13. The principle of two-instance procedure, set out in Article 15. Pursuant to this principle, each decision issued in the first instance may be appealed against to the administration authority of higher level. The lack of possibility to file the appeal is an exception and applies only to cases expressly specified by law (e.g. decisions issued by the supreme (central) state administration authority is not appealable, but an application may be submitted to the authority to reconsider the matter).

 

Article 15. Administrative procedure shall be two levels of instances, unless specific provisions provide otherwise.

 

14. The principle of durability of final administrative decision s, set out in Article 16 §§ 1 and 3. Pursuant to this principle, the final decision, as a rule, may not be challenged and is presumed compliant with law; it may be challenged only in the procedure provided for in the act, which means that it may be quashed, amended or declared invalid, or proceedings regarding its issuance may be reopened, only in exceptional instances provided for in the Code or specific statutes.

 

Article 16.

§ 1. Decisions which are not appealable in the administrative course of instance or which are not subject to review shall be final.

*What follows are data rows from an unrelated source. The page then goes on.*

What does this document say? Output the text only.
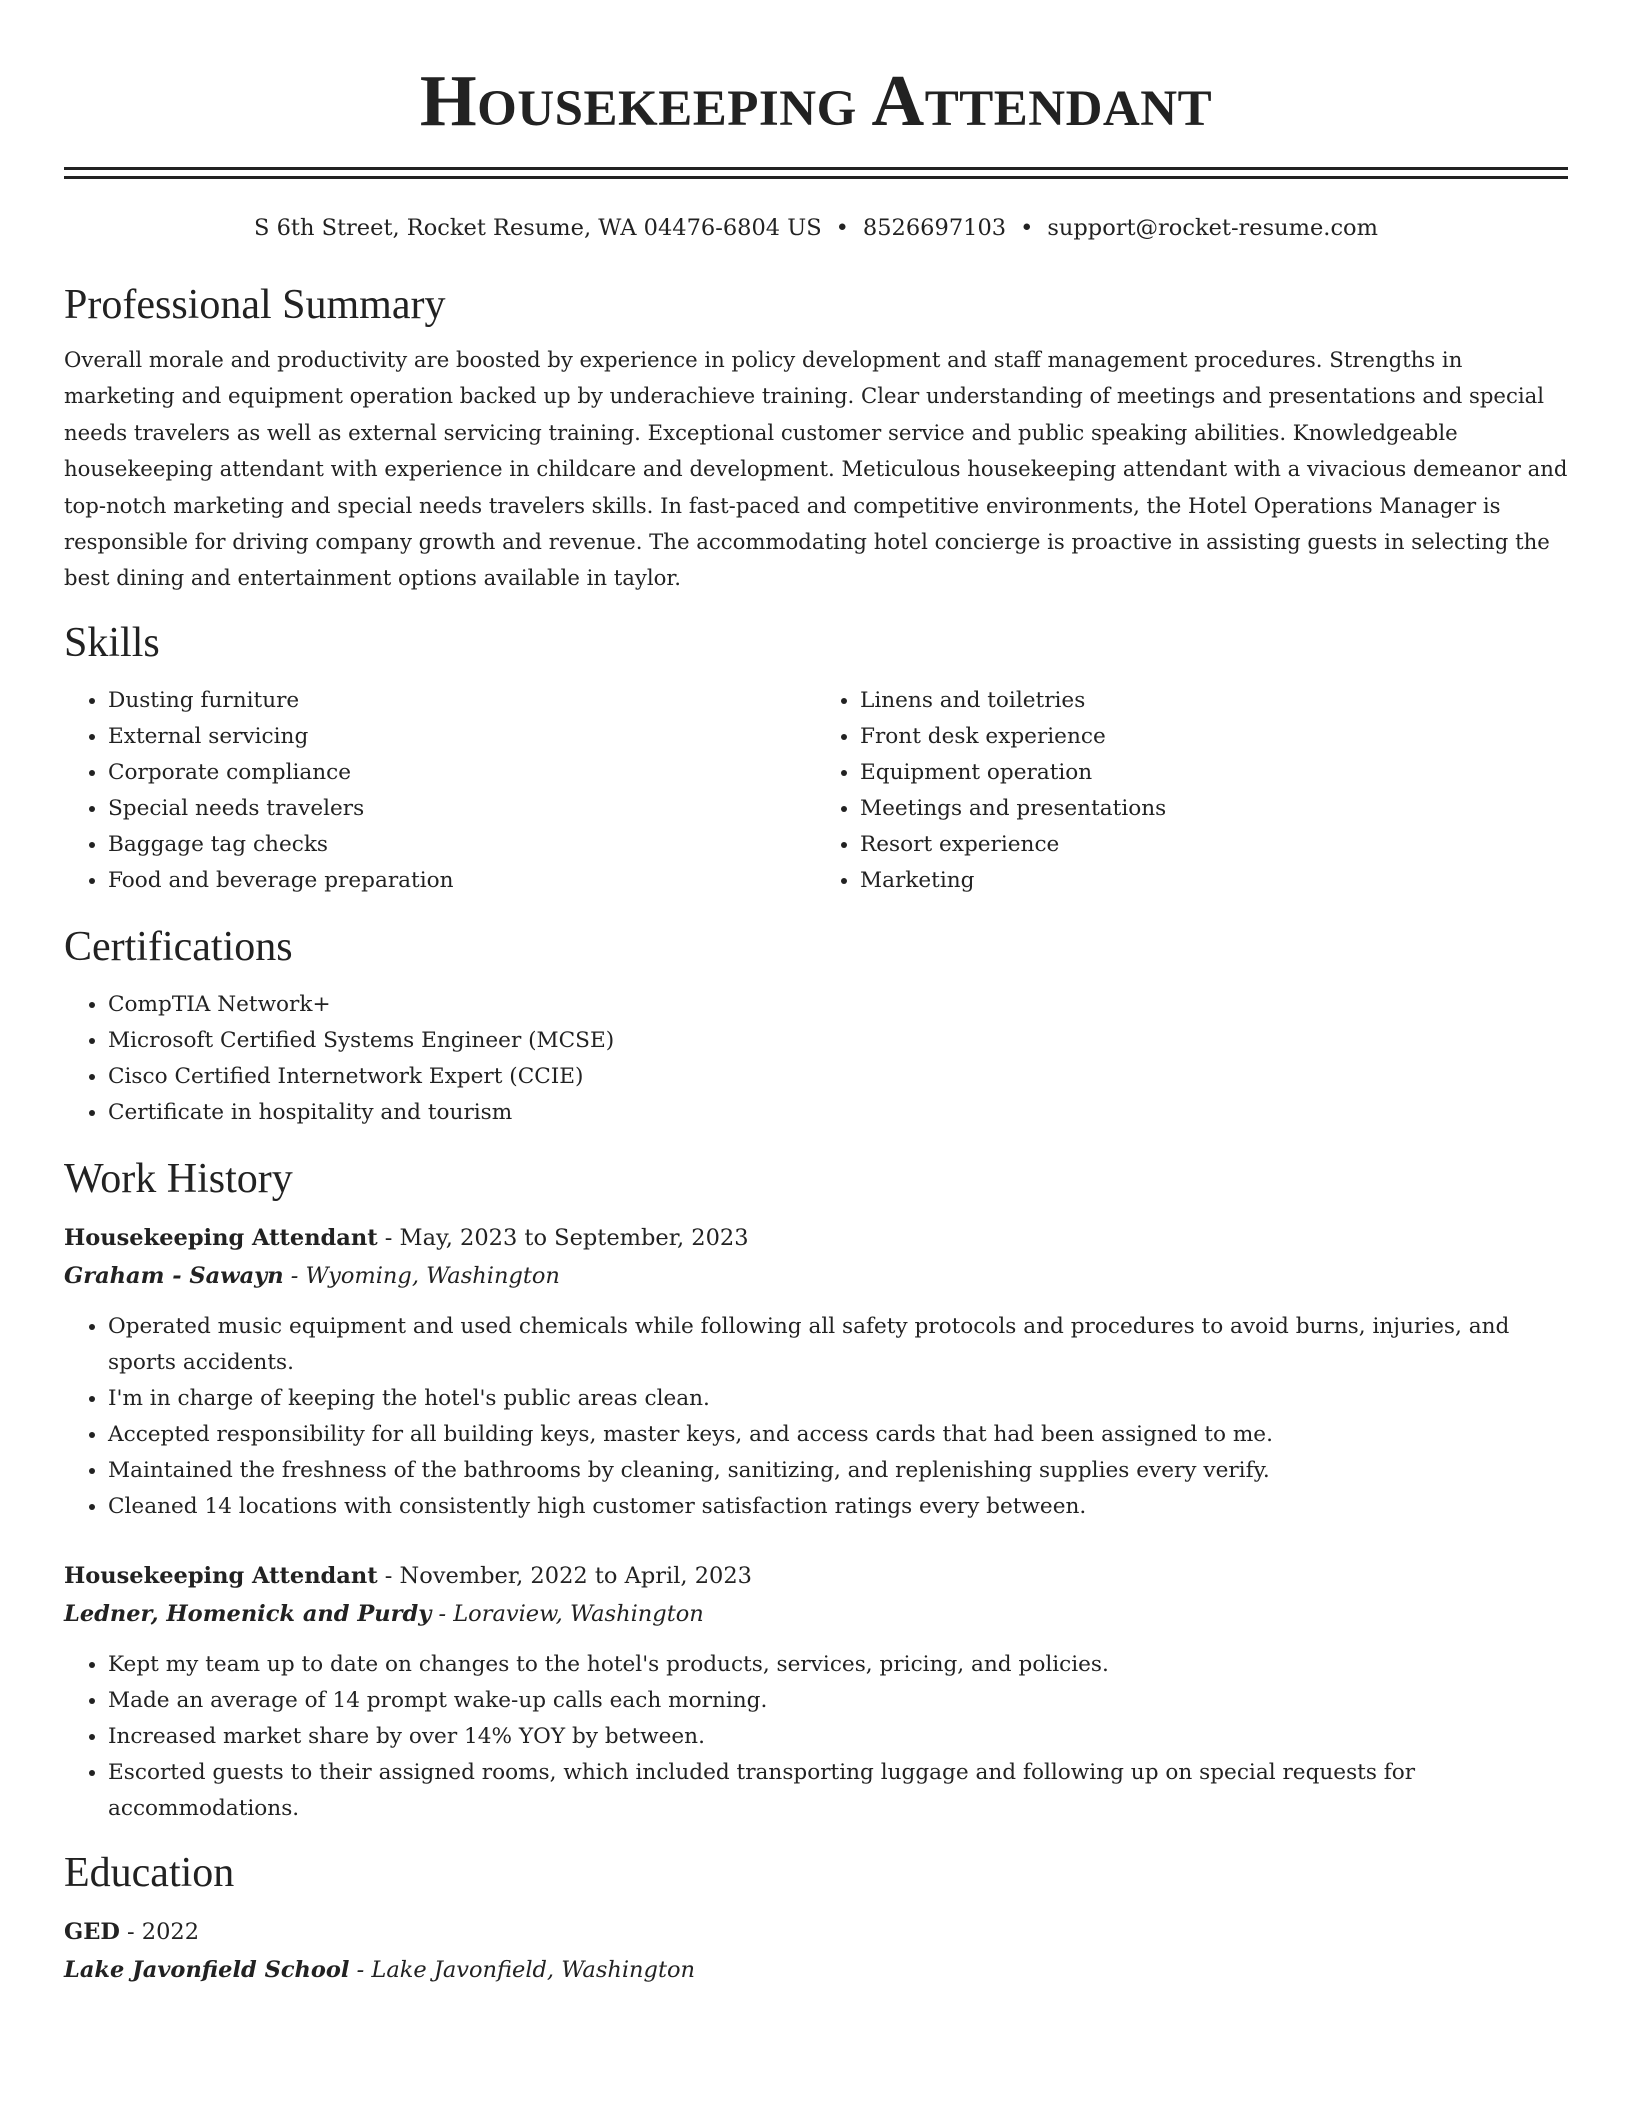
Housekeeping Attendant
S 6th Street, Rocket Resume, WA 04476-6804 US • 8526697103 • support@rocket-resume.com
Professional Summary
Overall morale and productivity are boosted by experience in policy development and staff management procedures. Strengths in marketing and equipment operation backed up by underachieve training. Clear understanding of meetings and presentations and special needs travelers as well as external servicing training. Exceptional customer service and public speaking abilities. Knowledgeable housekeeping attendant with experience in childcare and development. Meticulous housekeeping attendant with a vivacious demeanor and top-notch marketing and special needs travelers skills. In fast-paced and competitive environments, the Hotel Operations Manager is responsible for driving company growth and revenue. The accommodating hotel concierge is proactive in assisting guests in selecting the best dining and entertainment options available in taylor.
Skills
• Dusting furniture
• External servicing
• Corporate compliance
• Special needs travelers
• Baggage tag checks
• Food and beverage preparation
• Linens and toiletries
• Front desk experience
• Equipment operation
• Meetings and presentations
• Resort experience
• Marketing
Certifications
• CompTIA Network+
• Microsoft Certified Systems Engineer (MCSE)
• Cisco Certified Internetwork Expert (CCIE)
• Certificate in hospitality and tourism
Work History
Housekeeping Attendant - May, 2023 to September, 2023
Graham - Sawayn - Wyoming, Washington
• Operated music equipment and used chemicals while following all safety protocols and procedures to avoid burns, injuries, and sports accidents.
• I'm in charge of keeping the hotel's public areas clean.
• Accepted responsibility for all building keys, master keys, and access cards that had been assigned to me.
• Maintained the freshness of the bathrooms by cleaning, sanitizing, and replenishing supplies every verify.
• Cleaned 14 locations with consistently high customer satisfaction ratings every between.
Housekeeping Attendant - November, 2022 to April, 2023
Ledner, Homenick and Purdy - Loraview, Washington
• Kept my team up to date on changes to the hotel's products, services, pricing, and policies.
• Made an average of 14 prompt wake-up calls each morning.
• Increased market share by over 14% YOY by between.
• Escorted guests to their assigned rooms, which included transporting luggage and following up on special requests for accommodations.
Education
GED - 2022
Lake Javonfield School - Lake Javonfield, Washington
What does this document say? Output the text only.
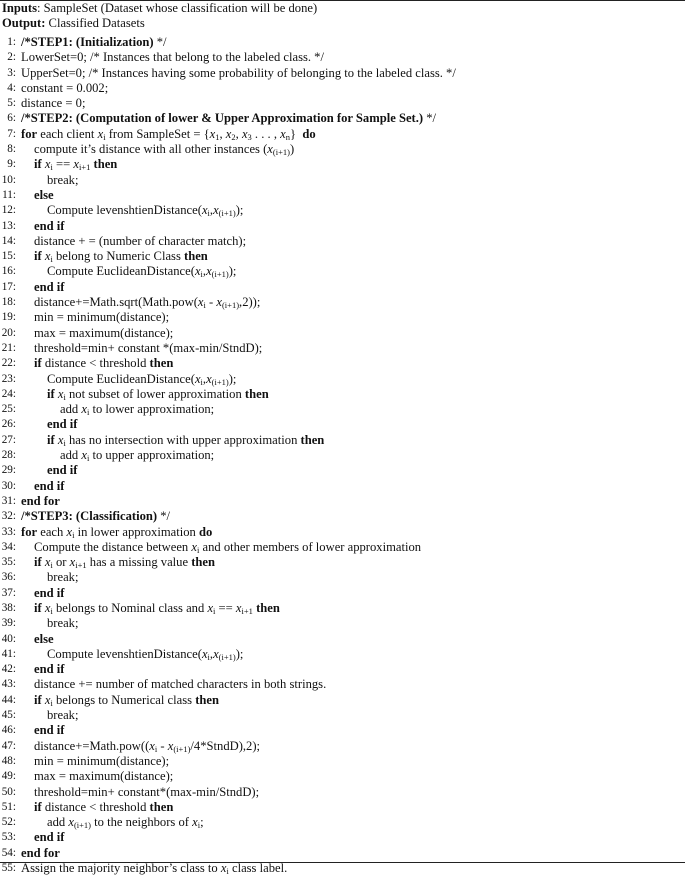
Inputs: SampleSet (Dataset whose classification will be done)
Output: Classified Datasets
1: /*STEP1: (Initialization) */
2: LowerSet=0; /* Instances that belong to the labeled class. */
3: UpperSet=0; /* Instances having some probability of belonging to the labeled class. */
4: constant = 0.002;
5: distance = 0;
6: /*STEP2: (Computation of lower & Upper Approximation for Sample Set.) */
7: for each client $x_i$ from SampleSet = {$x_1$, $x_2$, $x_3$ . . . , $x_n$}  do
8: compute it’s distance with all other instances $(x_{(i+1)})$
9: if $x_i == x_{i+1}$ then
10: break;
11: else
12: Compute $levenshtienDistance(x_i,x_{(i+1)})$;
13: end if
14: distance + = (number of character match);
15: if $x_i$ belong to Numeric Class then
16: Compute $EuclideanDistance(x_i,x_{(i+1)})$;
17: end if
18: $distance+=Math.sqrt(Math.pow(x_i - x_{(i+1)},2))$;
19: min = minimum(distance);
20: max = maximum(distance);
21: threshold=min+ constant *(max-min/StndD);
22: if distance < threshold then
23: Compute $EuclideanDistance(x_i,x_{(i+1)})$;
24: if $x_i$ not subset of lower approximation then
25:	add $x_i$ to lower approximation;
26: end if
27: if $x_i$ has no intersection with upper approximation then
28:	add $x_i$ to upper approximation;
29: end if
30: end if
31: end for
32: /*STEP3: (Classification) */
33: for each $x_i$ in lower approximation do
34: Compute the distance between $x_i$ and other members of lower approximation
35: if $x_i$ or $x_{i+1}$ has a missing value then
36: break;
37: end if
38: if $x_i$ belongs to Nominal class and $x_i == x_{i+1}$ then
39: break;
40: else
41: Compute $levenshtienDistance(x_i,x_{(i+1)})$;
42: end if
43: distance += number of matched characters in both strings.
44: if $x_i$ belongs to Numerical class then
45: break;
46: end if
47: $distance+=Math.pow((x_i$ - $x_{(i+1)}/4*StndD),2$);
48: min = minimum(distance);
49: max = maximum(distance);
50: threshold=min+ constant*(max-min/StndD);
51: if distance < threshold then
52: add $x_{(i+1)}$ to the neighbors of $x_i$;
53: end if
54: end for
55: Assign the majority neighbor’s class to $x_i$ class label.
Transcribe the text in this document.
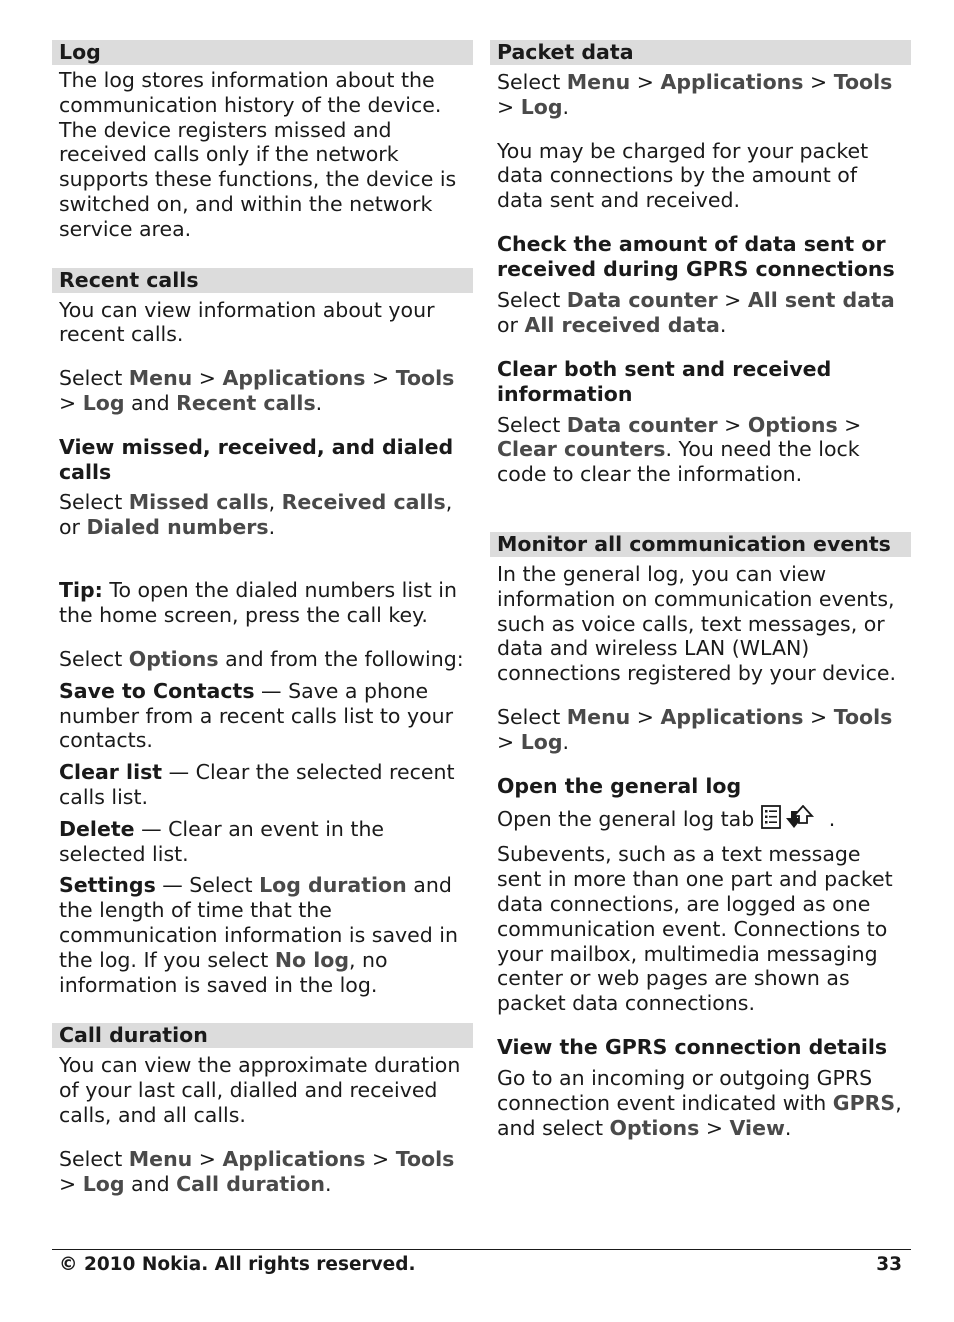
Log

The log stores information about the communication history of the device. The device registers missed and received calls only if the network supports these functions, the device is switched on, and within the network service area.

Recent calls

You can view information about your recent calls.

Select Menu > Applications > Tools > Log and Recent calls.

View missed, received, and dialed calls

Select Missed calls, Received calls, or Dialed numbers.

Tip: To open the dialed numbers list in the home screen, press the call key.

Select Options and from the following:

Save to Contacts — Save a phone number from a recent calls list to your contacts.

Clear list — Clear the selected recent calls list.

Delete — Clear an event in the selected list.

Settings — Select Log duration and the length of time that the communication information is saved in the log. If you select No log, no information is saved in the log.

Call duration

You can view the approximate duration of your last call, dialled and received calls, and all calls.

Select Menu > Applications > Tools > Log and Call duration.

Packet data

Select Menu > Applications > Tools > Log.

You may be charged for your packet data connections by the amount of data sent and received.

Check the amount of data sent or received during GPRS connections

Select Data counter > All sent data or All received data.

Clear both sent and received information

Select Data counter > Options > Clear counters. You need the lock code to clear the information.

Monitor all communication events

In the general log, you can view information on communication events, such as voice calls, text messages, or data and wireless LAN (WLAN) connections registered by your device.

Select Menu > Applications > Tools > Log.

Open the general log

Open the general log tab	.

Subevents, such as a text message sent in more than one part and packet data connections, are logged as one communication event. Connections to your mailbox, multimedia messaging center or web pages are shown as packet data connections.

View the GPRS connection details

Go to an incoming or outgoing GPRS connection event indicated with GPRS, and select Options > View.

© 2010 Nokia. All rights reserved.	33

Such decisions may be quashed, amended, declared invalid or the proceedings may be reopened only in instances provided for in the Code or separate statutes.

§ 3. Final decisions that are not appealable to the court shall be legally binding.

15. The principle of the court review of the legality of an administrative decision, set out in Article 16 § 2. Pursuant to this principle, a claim may be submitted to the administrative court on the grounds that the decision conflicts with law.

 

Article 16.

§ 2. Claims may be filed with an administrative court on grounds of violation of law, on terms and according to procedures specified in separate statutes.